Siglato il primo accordo attuativo tra Asl Roma 6 e le sigle sindacali della specialista ambulatoriale Sumai – Federazione Cisl Medici, Uil Fpl e Fespa.
“Si tratta di un atto di grande rilevanza aziendale, che consente di offrire alla popolazione dell’Asl Roma 6 un’ampia gamma di prestazioni specialistiche – ha detto il Commissario Straordinario della Asl Roma 6 Francesco Marchitelli –. L’Accordo attuativo consentirà una collaborazione strategica tra l’Asl Roma 6 e la Medicina Specialistica per la programmazione delle attività su obiettivi prioritari che pongono al centro la presa in carico dei pazienti, la semplificazione e la facilitazione dei percorsi. Questo accordo migliora l’accesso alle cure specialistiche per i cittadini e potenzia l’efficienza del sistema sanitario garantendo i volumi di prestazioni necessari per rispondere in tempi congrui ai bisogni dei cittadini del territorio. Si auspica che questa iniziativa possa portare benefici tangibili, contribuendo a un sistema sanitario più equo ed efficiente a livello nazionale”.
L’atto, basato sull’ultimo accordo nazionale per la disciplina dei rapporti con gli specialisti ambulatoriali interni , veterinari ed altre professionalità sanitarie, entrato in vigore il 4 aprile 2024, rappresenta un passo significativo verso il miglioramento del sistema sanitario locale, con un’attenzione particolare alla riduzione delle liste d’attesa, una delle principali criticità del settore sanitario.
L’accordo attuativo è stato frutto di trattative e di un importante e costruttivo confronto tra la Asl Roma 6 e le e le sigle sindacali firmatarie dell’accordo nazionale: SUMAI – FEDERAZIONE CISL Medici – UIL FPL e FESPA.

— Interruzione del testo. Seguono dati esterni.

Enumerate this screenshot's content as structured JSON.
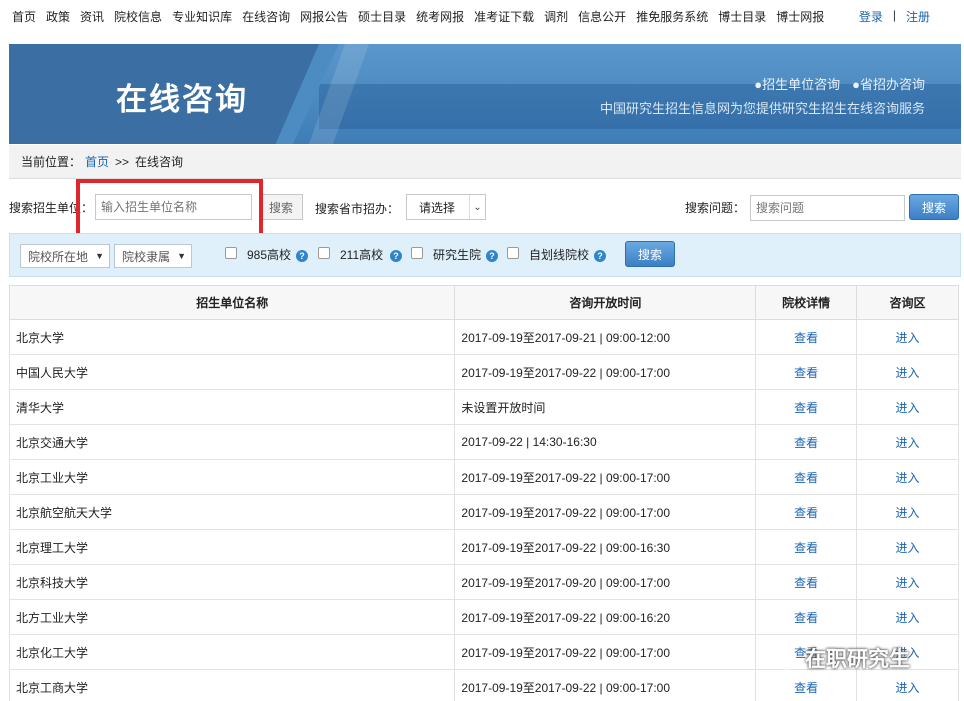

Il documento è stato concepito per affrontare direttamente le problematiche locali legate all’accesso alle prestazioni specialistiche. Vari aspetti sono stati affrontati, tra i quali si pone l’accento sui seguenti:
- maggiore integrazione tra Dirigenti Medici, Medici di Famiglia e Specialisti Ambulatoriali nell’ottica del nuovo assetto della medicina territoriale ed assistenziale per le cure del paziente cronico e deospedalizzato, anche secondo quanto individuato dal D.M. 77/2022. La presenza degli specialisti ambulatoriali sarà decisiva, per questo era necessaria una maggiore integrazione tra i professionisti dipendenti dell’Azienda e gli specialisti ambulatoriali. Gli obiettivi dell’accordo, mirano a garantire a tutti i cittadini lo stesso accesso alle prestazioni secondo i principi dell’equità e dell’universalismo; ridurre i tempi di attesa assicurando la qualità delle cure all’utente;
- potenziamento del ruolo della specialistica ambulatoriale nell’ambito del nuovo e complesso assetto della Medicina territoriale, delineato dal D.M. 77/2022 (Case di Comunità, Hub e Spoke, Ospedali di Comunità, Cot e Assistenza specialistica domiciliare), in un quadro di maggiore integrazione e potenziamento dell’offerta dell’assistenza specialistica ambulatoriale;
- prenotazioni di prestazioni in sovrannumero al fine di garantire una maggiore disponibilità di visite e di prestazioni diagnostiche per riuscire a ridurre significativamente i tempi di attesa
- valorizzazione delle figure dei Responsabili di Branca e istituzione della figura del Responsabile Interdisciplinare che ha il compito di coordinare i vari specialisti afferenti a branche diverse e fornire una visione complessiva delle varie realtà aziendali;
- utilizzo delle Tecnologie Digitali: l’accordo potenzia le offerte prestazionali digitalizzate (telemedicina, prescrizioni dematerializzate) per il conseguimento di una appropriatezza prescrittiva e un incremento dell’efficienza e qualità delle cure prestate al cittadino;
- formazione e Aggiornamento Professionale: viene posta particolare enfasi sulla formazione continua dei medici specialisti, garantendo che siano costantemente aggiornati sulle ultime novità cliniche e tecnologiche.